Sans les soirées parisiennes - et d'ailleurs aussi - ça s'appelle un "dress code". Tout le monde vient habillé d'une certaine façon, habituellement dans un objectif festif. Celui-ci ne l'est pas, mais le "dress code" existe tout de même rouge et jaune : les couleurs de l'Espagne. Les manifestants qui s'élèvent contre l'amendement assouplissant le recours à l'IVG discuté lundi à l'Assemblée nationale, font ainsi référence au projet de loi du gouvernement conservateur espagnol. S'il passe, il supprimerait quasiment le recours à l'avortement en Espagne.

D'autres manifestations ont eu lieu en France cette fois contre ce projet de loi espagnol : à Lille et à Strasbourg, et en Espagne même, la majorité de droite est divisée sur la question.

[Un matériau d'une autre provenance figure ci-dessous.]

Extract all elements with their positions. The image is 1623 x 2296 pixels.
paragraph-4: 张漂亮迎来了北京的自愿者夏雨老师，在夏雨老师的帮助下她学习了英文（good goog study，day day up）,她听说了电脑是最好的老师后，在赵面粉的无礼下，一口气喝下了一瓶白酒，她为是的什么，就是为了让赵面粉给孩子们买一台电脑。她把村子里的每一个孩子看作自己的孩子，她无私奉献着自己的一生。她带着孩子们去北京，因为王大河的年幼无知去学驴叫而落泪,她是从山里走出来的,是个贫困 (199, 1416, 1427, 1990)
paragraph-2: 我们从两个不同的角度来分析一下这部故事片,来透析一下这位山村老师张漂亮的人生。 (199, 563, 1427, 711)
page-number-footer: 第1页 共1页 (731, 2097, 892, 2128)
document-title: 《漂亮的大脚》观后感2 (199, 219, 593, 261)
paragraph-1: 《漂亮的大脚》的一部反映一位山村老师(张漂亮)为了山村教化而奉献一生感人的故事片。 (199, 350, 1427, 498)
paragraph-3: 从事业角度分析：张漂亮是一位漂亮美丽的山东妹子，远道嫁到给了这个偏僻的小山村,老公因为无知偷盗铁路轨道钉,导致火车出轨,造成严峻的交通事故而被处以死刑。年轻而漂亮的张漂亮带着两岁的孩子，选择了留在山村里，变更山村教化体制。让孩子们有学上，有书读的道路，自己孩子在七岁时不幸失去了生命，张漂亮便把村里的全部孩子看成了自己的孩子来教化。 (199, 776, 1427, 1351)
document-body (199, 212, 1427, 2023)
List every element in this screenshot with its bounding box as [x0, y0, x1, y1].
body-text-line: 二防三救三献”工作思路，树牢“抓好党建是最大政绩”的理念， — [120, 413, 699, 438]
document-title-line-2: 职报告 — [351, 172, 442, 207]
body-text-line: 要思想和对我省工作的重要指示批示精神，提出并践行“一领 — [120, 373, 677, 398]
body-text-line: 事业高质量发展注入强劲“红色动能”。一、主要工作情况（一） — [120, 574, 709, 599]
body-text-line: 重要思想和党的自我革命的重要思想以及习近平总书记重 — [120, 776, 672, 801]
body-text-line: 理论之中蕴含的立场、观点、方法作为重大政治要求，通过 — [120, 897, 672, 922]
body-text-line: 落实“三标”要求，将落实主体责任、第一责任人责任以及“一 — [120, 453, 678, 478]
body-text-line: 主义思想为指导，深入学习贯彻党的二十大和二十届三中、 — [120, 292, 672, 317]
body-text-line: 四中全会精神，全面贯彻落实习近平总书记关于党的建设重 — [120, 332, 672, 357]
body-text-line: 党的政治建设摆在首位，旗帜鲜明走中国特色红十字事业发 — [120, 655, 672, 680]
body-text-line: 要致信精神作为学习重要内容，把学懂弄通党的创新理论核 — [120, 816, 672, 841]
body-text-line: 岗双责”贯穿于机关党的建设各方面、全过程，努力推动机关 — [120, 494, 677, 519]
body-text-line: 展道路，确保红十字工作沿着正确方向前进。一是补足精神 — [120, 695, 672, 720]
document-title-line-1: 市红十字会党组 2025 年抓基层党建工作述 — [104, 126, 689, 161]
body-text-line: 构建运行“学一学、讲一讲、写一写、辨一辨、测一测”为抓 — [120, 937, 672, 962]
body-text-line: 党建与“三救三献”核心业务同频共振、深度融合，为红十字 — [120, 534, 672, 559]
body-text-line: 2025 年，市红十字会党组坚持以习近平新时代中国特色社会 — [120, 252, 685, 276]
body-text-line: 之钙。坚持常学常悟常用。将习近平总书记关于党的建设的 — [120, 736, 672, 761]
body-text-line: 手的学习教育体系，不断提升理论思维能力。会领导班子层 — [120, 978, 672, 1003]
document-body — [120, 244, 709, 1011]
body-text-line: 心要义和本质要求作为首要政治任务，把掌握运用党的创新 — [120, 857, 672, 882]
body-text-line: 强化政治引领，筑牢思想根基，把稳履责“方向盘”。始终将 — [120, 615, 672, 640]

16.000 selon la police, 40.000 selon les organisateurs

Ce dimanche à Paris, les anti-avortement demandent le retrait de l'amendement qui doit assouplir le recours à l'IVG dans le cadre du projet de loi sur l'égalité hommes-femmes. Ils étaient 16.000 selon la police, 40.000 selon les organisateurs. Le débat s'annonce nourri sur la suppression de la notion de "situation de détresse" qu'une femme doit vivre pour pouvoir recourir à une IVG.

La majorité des députés semble favorable à cette évolution. Le maintient sera défendu par des députés UMP membres de l'Entente parlementaire pour la famille, manée par Philippe Gosselin et Jean-Frédéric Poisson. Pour eux, cette "situation de détresse" permet de faire de l'IVG une exception. Des députés qui se démarquent toutefois du projet de loi espagnol.